Book Review: A look at human tragedy following detainee abuse
Posted : Wednesday Jul 21, 2010 19:21:24 EDT
In the opening chapter, Sgt. Adam Gray, 24, dies an “accidental” death (the Army’s term) three weeks after a suicide attempt. At the end of the book, former Spc. Jonathan Millantz, 27, dies from an overdose of painkillers. In between, the author — who spoke with medic Millantz a week before he died — shows that the pair personifies a puzzling predicament of war.
“They were both traumatized by abusing prisoners” at the jail at Forward Operating Base Lion in Balad, Iraq, when they were with the Army’s 3rd Brigade Combat Team, 4th Infantry Division, in 2003.

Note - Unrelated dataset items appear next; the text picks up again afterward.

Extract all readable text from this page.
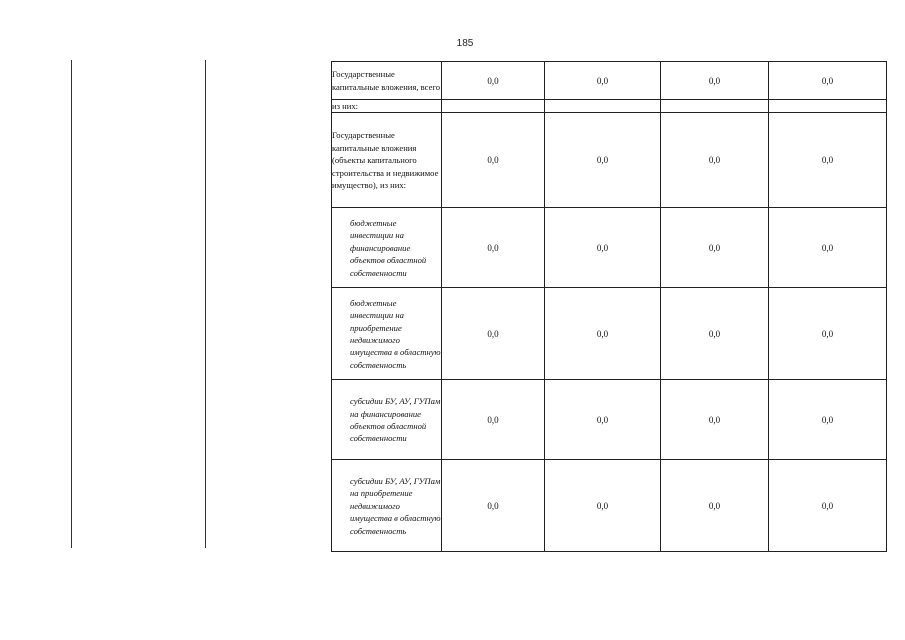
185
Государственные капитальные вложения, всего	0,0	0,0	0,0	0,0
из них:				
Государственные капитальные вложения (объекты капитального строительства и недвижимое имущество), из них:	0,0	0,0	0,0	0,0
бюджетные инвестиции на финансирование объектов областной собственности	0,0	0,0	0,0	0,0
бюджетные инвестиции на приобретение недвижимого имущества в областную собственность	0,0	0,0	0,0	0,0
субсидии БУ, АУ, ГУПам на финансирование объектов областной собственности	0,0	0,0	0,0	0,0
субсидии БУ, АУ, ГУПам на приобретение недвижимого имущества в областную собственность	0,0	0,0	0,0	0,0
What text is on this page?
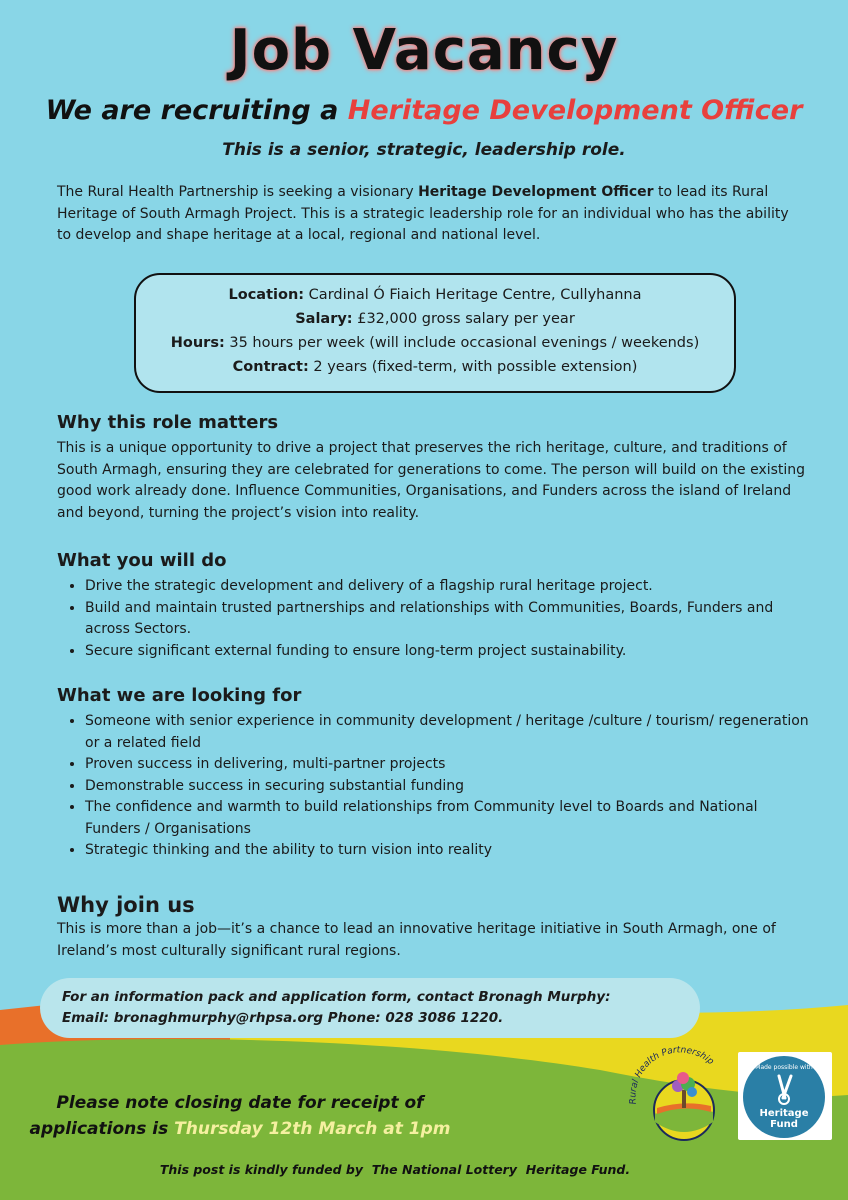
Job Vacancy
We are recruiting a Heritage Development Officer
This is a senior, strategic, leadership role.
The Rural Health Partnership is seeking a visionary Heritage Development Officer to lead its Rural Heritage of South Armagh Project. This is a strategic leadership role for an individual who has the ability to develop and shape heritage at a local, regional and national level.
Location: Cardinal Ó Fiaich Heritage Centre, Cullyhanna
Salary: £32,000 gross salary per year
Hours: 35 hours per week (will include occasional evenings / weekends)
Contract: 2 years (fixed-term, with possible extension)
Why this role matters
This is a unique opportunity to drive a project that preserves the rich heritage, culture, and traditions of South Armagh, ensuring they are celebrated for generations to come. The person will build on the existing good work already done. Influence Communities, Organisations, and Funders across the island of Ireland and beyond, turning the project’s vision into reality.
What you will do
• Drive the strategic development and delivery of a flagship rural heritage project.
• Build and maintain trusted partnerships and relationships with Communities, Boards, Funders and across Sectors.
• Secure significant external funding to ensure long-term project sustainability.
What we are looking for
• Someone with senior experience in community development / heritage /culture / tourism/ regeneration or a related field
• Proven success in delivering, multi-partner projects
• Demonstrable success in securing substantial funding
• The confidence and warmth to build relationships from Community level to Boards and National Funders / Organisations
• Strategic thinking and the ability to turn vision into reality
Why join us
This is more than a job—it’s a chance to lead an innovative heritage initiative in South Armagh, one of Ireland’s most culturally significant rural regions.
For an information pack and application form, contact Bronagh Murphy:
Email: bronaghmurphy@rhpsa.org Phone: 028 3086 1220.
Rural Health Partnership
Made possible with
Heritage
Fund
Please note closing date for receipt of
applications is Thursday 12th March at 1pm
This post is kindly funded by  The National Lottery  Heritage Fund.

Author Joshua E.S. Phillips admits his reporting “does not wholly explain the disparate factors that led U.S. forces to engage in detainee abuse and torture.
“But it does help illuminate many critical issues that have been overlooked in the discourse about U.S. torture — some of which involved enormous human tragedies.”

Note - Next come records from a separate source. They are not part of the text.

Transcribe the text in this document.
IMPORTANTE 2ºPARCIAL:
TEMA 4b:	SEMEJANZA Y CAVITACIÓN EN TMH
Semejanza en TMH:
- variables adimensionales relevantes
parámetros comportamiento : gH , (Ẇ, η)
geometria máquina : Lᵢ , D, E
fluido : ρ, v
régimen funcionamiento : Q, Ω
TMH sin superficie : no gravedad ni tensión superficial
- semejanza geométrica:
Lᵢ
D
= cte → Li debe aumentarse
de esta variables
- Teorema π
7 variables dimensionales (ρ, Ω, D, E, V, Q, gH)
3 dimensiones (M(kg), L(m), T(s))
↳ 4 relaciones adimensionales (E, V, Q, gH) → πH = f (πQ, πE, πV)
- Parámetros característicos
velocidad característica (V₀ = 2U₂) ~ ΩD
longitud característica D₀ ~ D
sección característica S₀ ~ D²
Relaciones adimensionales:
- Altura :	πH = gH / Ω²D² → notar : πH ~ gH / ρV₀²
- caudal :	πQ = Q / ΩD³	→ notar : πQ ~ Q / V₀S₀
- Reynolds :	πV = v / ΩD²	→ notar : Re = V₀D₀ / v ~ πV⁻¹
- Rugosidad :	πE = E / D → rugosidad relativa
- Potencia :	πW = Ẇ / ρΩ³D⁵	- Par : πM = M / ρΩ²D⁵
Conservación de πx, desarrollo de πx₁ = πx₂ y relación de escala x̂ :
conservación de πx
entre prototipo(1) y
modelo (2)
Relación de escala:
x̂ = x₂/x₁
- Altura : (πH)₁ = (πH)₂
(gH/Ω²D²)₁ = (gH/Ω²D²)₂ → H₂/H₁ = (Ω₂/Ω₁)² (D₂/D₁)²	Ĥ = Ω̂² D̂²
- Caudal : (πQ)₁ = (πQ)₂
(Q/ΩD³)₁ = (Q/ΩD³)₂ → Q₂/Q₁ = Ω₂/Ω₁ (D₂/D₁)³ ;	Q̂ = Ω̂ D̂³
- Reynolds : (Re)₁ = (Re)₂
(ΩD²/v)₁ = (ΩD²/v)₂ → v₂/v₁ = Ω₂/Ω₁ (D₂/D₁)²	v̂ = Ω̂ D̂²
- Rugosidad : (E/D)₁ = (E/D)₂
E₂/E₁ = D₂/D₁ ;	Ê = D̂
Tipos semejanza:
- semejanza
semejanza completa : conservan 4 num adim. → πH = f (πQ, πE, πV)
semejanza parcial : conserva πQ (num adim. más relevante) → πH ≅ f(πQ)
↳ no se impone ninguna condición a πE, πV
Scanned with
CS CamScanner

The book, which follows Phillips’ and Michael Montgomery’s 2008 American Radio Network documentary, “What Killed Sergeant Gray,” tries to explain and explore rather than judge and condemn.
And indeed, “Most soldiers who handled detainees served with distinction and never tortured,” Phillips writes.
Phillips allows soldiers to speak, including Spc. Tony Lagournis, the linguist who exposes interrogation practices in his sadly memorable 2007 book, “Fear Up Harsh.”
Lagournis is not alone.
“My violence [as a prison guard] robbed me,” says former Spc. Daniel Keller, who is sorry for “the terrible things that I did. I’m still paying the price for it. A lot of your emotional ramifications come from these feelings of guilt.”
Dr. Richard Kulka, the chief author of a four-year congressional study of post-traumatic stress disorder among Vietnam veterans, concurs.
“We can go into long philosophical discussion of torture,” he says. “But the one thing the research has shown is that it’s not good for the people doing it.”
Just ask Millantz’s mother. Her explanation of how — and why — U.S. soldiers turned to torture stands out among many theories in the book:
“The abuse occurred” because of the soldiers “rage” and the fact that they were given too much power, and the detainees were powerless, and the fact that there was no one to protect them.
“People might think, ‘Oh, I would never do anything like that.’ Wrong. It takes a very, very mature, moral strong person to not abuse power,” she said.
“They [soldiers] are very young and they make very unwise choices, which they regret.”